Faculty call on Loyola to promote autism awareness

Sunny+McDaniel+and+Dr.+McCall+McDaniel+stand+in+front+of+a+sign+promoting+World+Autism+Month+and+autism+awareness.

Sunny McDaniel and Dr. McCall McDaniel together stand in front of a sign stating that they support World Autism Month. Sunny McDaniel encouraged Loyola to support students with autism in celebration of autism awareness month. Photo credit: Courtesy of Sunny McDaniel

Baley Champagne

Loyola’s Family Nursing Practitioner program aims to promote acceptance of autism on Loyola’s campus by celebrating April as Autism Awareness Month.

Sunny McDaniel, a faculty member in the School of Nursing, said that the primary purpose of Autism Awareness Month is to encourage acceptance and understanding of autism while providing guidance and support for individuals and their families.

The Family Nurse Practitioner program students at Loyola are equipped and educated on the clinical signs and symptoms of autism, according to McDaniel.

“This mindfulness is imperative in providing quality health care to autistic individuals,” McDaniel said.

In 2020, the Centers for Disease Control and Prevention reported that approximately one in 54 children in the U.S. is diagnosed with an autism spectrum disorder. Adults are less likely to be diagnosed.
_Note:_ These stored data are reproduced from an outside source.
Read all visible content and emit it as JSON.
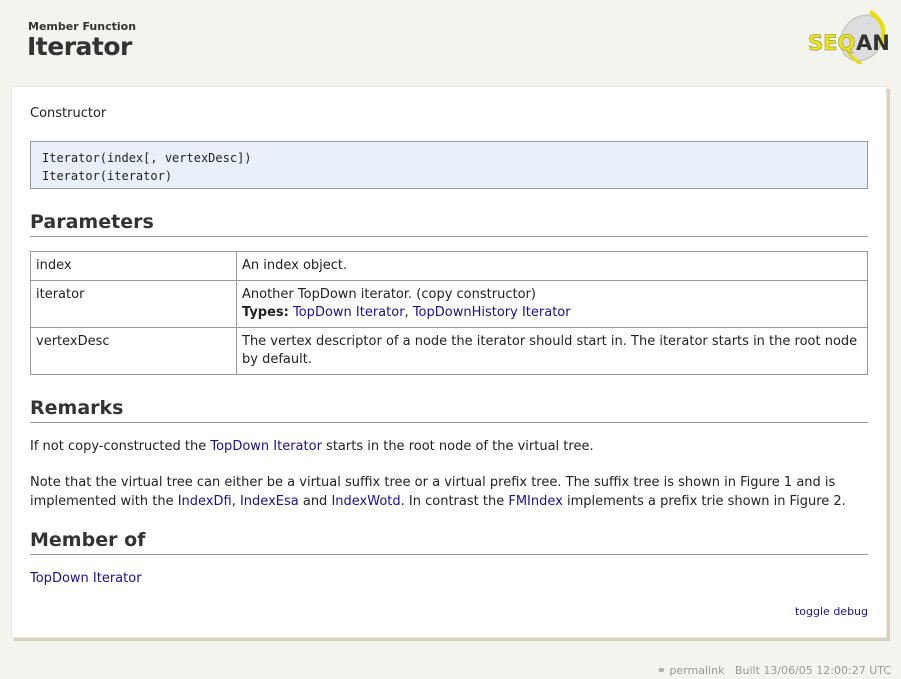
{
  "header": {
    "kind": "Member Function",
    "title": "Iterator",
    "logo_text": "SEQAN"
  },
  "intro": "Constructor",
  "signatures": [
    "Iterator(index[, vertexDesc])",
    "Iterator(iterator)"
  ],
  "parameters": {
    "heading": "Parameters",
    "rows": [
      {
        "name": "index",
        "desc": "An index object."
      },
      {
        "name": "iterator",
        "desc": "Another TopDown iterator. (copy constructor)",
        "types_label": "Types:",
        "types": [
          "TopDown Iterator",
          "TopDownHistory Iterator"
        ]
      },
      {
        "name": "vertexDesc",
        "desc": "The vertex descriptor of a node the iterator should start in. The iterator starts in the root node by default."
      }
    ]
  },
  "remarks": {
    "heading": "Remarks",
    "p1": {
      "pre": "If not copy-constructed the ",
      "link": "TopDown Iterator",
      "post": " starts in the root node of the virtual tree."
    },
    "p2": {
      "pre": "Note that the virtual tree can either be a virtual suffix tree or a virtual prefix tree. The suffix tree is shown in Figure 1 and is implemented with the ",
      "l1": "IndexDfi",
      "s1": ", ",
      "l2": "IndexEsa",
      "s2": " and ",
      "l3": "IndexWotd",
      "s3": ". In contrast the ",
      "l4": "FMIndex",
      "post": " implements a prefix trie shown in Figure 2."
    }
  },
  "member_of": {
    "heading": "Member of",
    "link": "TopDown Iterator"
  },
  "toggle_debug": "toggle debug",
  "footer": {
    "permalink": "permalink",
    "built": "Built 13/06/05 12:00:27 UTC"
  }
}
“Individuals with autism are misunderstood or misinterpreted,” McDaniel said. “We must remove our initial perception and assumption of the behavior, and instead, figure out ‘why’ the behavior.”

Challenges of autistic individuals include communicating, difficulty with social interactions and display of atypical behavior and interest, McDaniel said.

“This is not a one size fits all,” McDaniel said of those living with the neurological disorder.

Mass Communications senior and Maroon staffer Gracie Wise wrote in “Autism isn’t a death sentence,” her opinion piece for The Maroon, “Autism isn’t a disease, and it needs to stop being treated as such.”

Wise noted in her article that she has special skills in grammar and writing and that some things that make her different from other people her age are the way she talks, her interests and her sensitivity to noise.

“There is no cure for autism,” Wise said, “It is a part of who we are and if somebody tried to get rid of our autism, we wouldn’t be the same.”

In 2017, students at Loyola founded the Disability Awareness and Justice Alliance to raise awareness of on-campus issues that affect disabled students at Loyola.

The alliance works with the Office for Accessible Education to ensure that Loyola is accessible to all.

Samantha Pollard, an accessibility counselor at Loyola and the alliance’s advisor, said the Office for Accessible Education seeks to support students in ways that work best for each of them individually.

On April 2, Loyola’s School of Nursing’s social media pages for Facebook and Instagram brought Autism Awareness Day to their followers’ attention.

“By promoting awareness, we have made the first step in doing better for those individuals and their families with Autism,” McDaniel said.

McDaniel suggests Loyola to create a program that will aid students with autism spectrum disorders specifically throughout their college experience toward success in the classroom and to develop skills they will need to navigate life’s social network.

Loyola’s primary social media pages, as of now, do not have any posts relating to autism awareness month.

To promote inclusion for those on the autism spectrum, McDaniel said, “Break down the barriers, connect to the person, and you will most likely find an exceptional mind that is aware and perfectly capable of success.”